Notas Sobre Gaza- Joe Sacco
A disputa israelo-palestina é um assunto antigo e complexo, um dos mais longos e tensos conflitos do século XX- e que ainda hoje parece longe de terminar. Inúmeros episódios de violência e guerras marcaram a região, até hoje sob a sombra da Segunda Intifada, terminada em 2006.

O quadrinista e jornalista maltês-americano Joe Sacco ficou conhecido por ter visitado a região entre 1993 e 1995, e recontado sua trajetória em ‘Palestina’, obra com a qual ganhou o American Book Award em 1996. Em seguida foi para a Bósnia, experiência que resultou em ‘Área de Segurança: Gorazade’- novamente premiado, desta vez com o Eisner em 2001.

Dez anos depois de receber o prêmio por sua primeira visita à Faixa de Gaza, Sacco retornou para um trabalho muito mais ambicioso: reviver dois episódios esquecidos da história da região, sobre os quais o registros, tanto oficiais quanto extra-oficiais, são obscuros e não necessariamente confiáveis. Esse novo trabalho acaba de ser publicado no Brasil pela Companhia das Letras, sob o título de ‘Notas sobre Gaza’.

Sacco pretendia investigar os episódios envolvendo o massacre de civis em Khan-Younis e em Rafah, em 1956, ao fim da Guerra de Suez- quando Israel criou uma aliança secreta com Inglaterra e França, contra o Egito e a Palestina.

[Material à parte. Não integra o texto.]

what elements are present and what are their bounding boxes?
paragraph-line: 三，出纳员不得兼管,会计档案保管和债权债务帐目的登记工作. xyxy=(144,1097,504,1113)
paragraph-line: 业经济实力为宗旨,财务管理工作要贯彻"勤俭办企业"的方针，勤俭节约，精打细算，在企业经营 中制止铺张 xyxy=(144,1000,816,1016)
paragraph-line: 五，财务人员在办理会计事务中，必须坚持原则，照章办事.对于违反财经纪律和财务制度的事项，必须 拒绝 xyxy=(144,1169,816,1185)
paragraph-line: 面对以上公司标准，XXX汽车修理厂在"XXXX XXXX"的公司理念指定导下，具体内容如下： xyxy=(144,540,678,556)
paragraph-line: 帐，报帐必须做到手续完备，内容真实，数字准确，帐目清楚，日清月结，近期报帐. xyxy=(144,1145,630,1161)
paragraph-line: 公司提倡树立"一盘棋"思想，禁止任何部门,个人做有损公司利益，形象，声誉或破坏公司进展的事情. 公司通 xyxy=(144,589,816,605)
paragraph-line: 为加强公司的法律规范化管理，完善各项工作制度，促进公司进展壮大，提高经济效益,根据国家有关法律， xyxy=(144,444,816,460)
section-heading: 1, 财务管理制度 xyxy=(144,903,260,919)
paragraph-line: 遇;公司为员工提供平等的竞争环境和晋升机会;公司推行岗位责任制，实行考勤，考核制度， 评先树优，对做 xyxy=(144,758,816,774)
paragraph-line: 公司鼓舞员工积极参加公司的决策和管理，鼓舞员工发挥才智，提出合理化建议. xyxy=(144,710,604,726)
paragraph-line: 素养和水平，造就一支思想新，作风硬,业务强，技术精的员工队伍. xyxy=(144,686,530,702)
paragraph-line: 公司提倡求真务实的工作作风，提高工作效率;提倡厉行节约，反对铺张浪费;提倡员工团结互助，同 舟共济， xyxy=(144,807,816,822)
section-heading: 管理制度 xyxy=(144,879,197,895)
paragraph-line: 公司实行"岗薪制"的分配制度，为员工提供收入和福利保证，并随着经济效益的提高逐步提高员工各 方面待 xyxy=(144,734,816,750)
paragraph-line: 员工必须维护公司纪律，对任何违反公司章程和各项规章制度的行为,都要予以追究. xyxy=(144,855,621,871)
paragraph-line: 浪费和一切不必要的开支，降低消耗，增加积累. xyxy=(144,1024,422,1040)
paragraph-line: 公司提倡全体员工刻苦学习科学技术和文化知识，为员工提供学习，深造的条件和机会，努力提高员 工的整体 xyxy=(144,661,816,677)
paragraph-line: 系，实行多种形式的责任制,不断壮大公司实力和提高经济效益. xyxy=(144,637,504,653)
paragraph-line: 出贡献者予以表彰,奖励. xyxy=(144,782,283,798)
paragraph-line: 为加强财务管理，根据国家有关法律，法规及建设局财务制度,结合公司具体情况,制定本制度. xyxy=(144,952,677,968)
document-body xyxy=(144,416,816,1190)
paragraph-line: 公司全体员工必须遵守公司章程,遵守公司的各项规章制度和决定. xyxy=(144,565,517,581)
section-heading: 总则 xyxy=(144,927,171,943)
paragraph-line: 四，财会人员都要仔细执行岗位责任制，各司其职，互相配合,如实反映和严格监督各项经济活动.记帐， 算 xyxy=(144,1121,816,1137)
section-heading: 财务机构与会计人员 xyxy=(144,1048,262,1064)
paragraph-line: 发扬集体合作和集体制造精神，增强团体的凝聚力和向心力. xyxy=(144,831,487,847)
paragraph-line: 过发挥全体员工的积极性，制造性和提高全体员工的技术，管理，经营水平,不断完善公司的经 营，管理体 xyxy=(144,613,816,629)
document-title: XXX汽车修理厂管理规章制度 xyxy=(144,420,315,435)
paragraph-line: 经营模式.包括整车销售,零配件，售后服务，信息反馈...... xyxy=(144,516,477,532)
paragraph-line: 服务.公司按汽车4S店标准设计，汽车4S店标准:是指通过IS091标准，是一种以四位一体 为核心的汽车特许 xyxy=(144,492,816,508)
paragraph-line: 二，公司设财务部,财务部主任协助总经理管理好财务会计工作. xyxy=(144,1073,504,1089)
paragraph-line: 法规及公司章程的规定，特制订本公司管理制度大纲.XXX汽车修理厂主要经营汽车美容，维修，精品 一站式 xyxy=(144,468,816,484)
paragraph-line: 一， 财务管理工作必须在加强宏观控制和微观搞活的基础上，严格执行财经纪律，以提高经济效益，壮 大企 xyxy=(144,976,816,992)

Para isso passou algum tempo na região, entrevistando sobreviventes e filhos de sobreviventes e visitando os locais em que o sangue foi derramado. As memórias, obviamente, não são a mais confiável das fontes, e Sacco nunca deixa de explicitar isso, seja mostrando ter descartado alguns testemunhos, seja mostrando diversas versões para um mesmo episódio.

Outra dificuldade foi o presente. Em 2006, quando foi feita toda a pesquisa, a Segunda Intifada estava terminando e eram comuns as demolições de casas da população palestina pelas Forças de Defesa Israelenses, que alegavam a presença de túneis usados por contrabandistas e terroristas. As testemunhas tinham dificuldade em se aterem ao passado, quando o presente era quase tão opressor quanto.

E, terminada toda a história- pelo menos a que Sacco se propôs a contar desta vez- temos alguns anexos bastante interessantes, com documentos citados durante a narrativa de Sacco e entrevistas com oficiais israelenses e da ONU a respeito das demolições.

Não esquecendo que se trata de uma Graphic Novel, gigantesca, aliás, ultrapassando as 400 se contarmos os anexos, cabe um comentário sobre as ilustrações. Bom, elas seguem o estilo já tradicional de Sacco, relativamente simples apesar de abundarem elementos- porém não o suficiente para que roubem a atenção do que está sendo contado.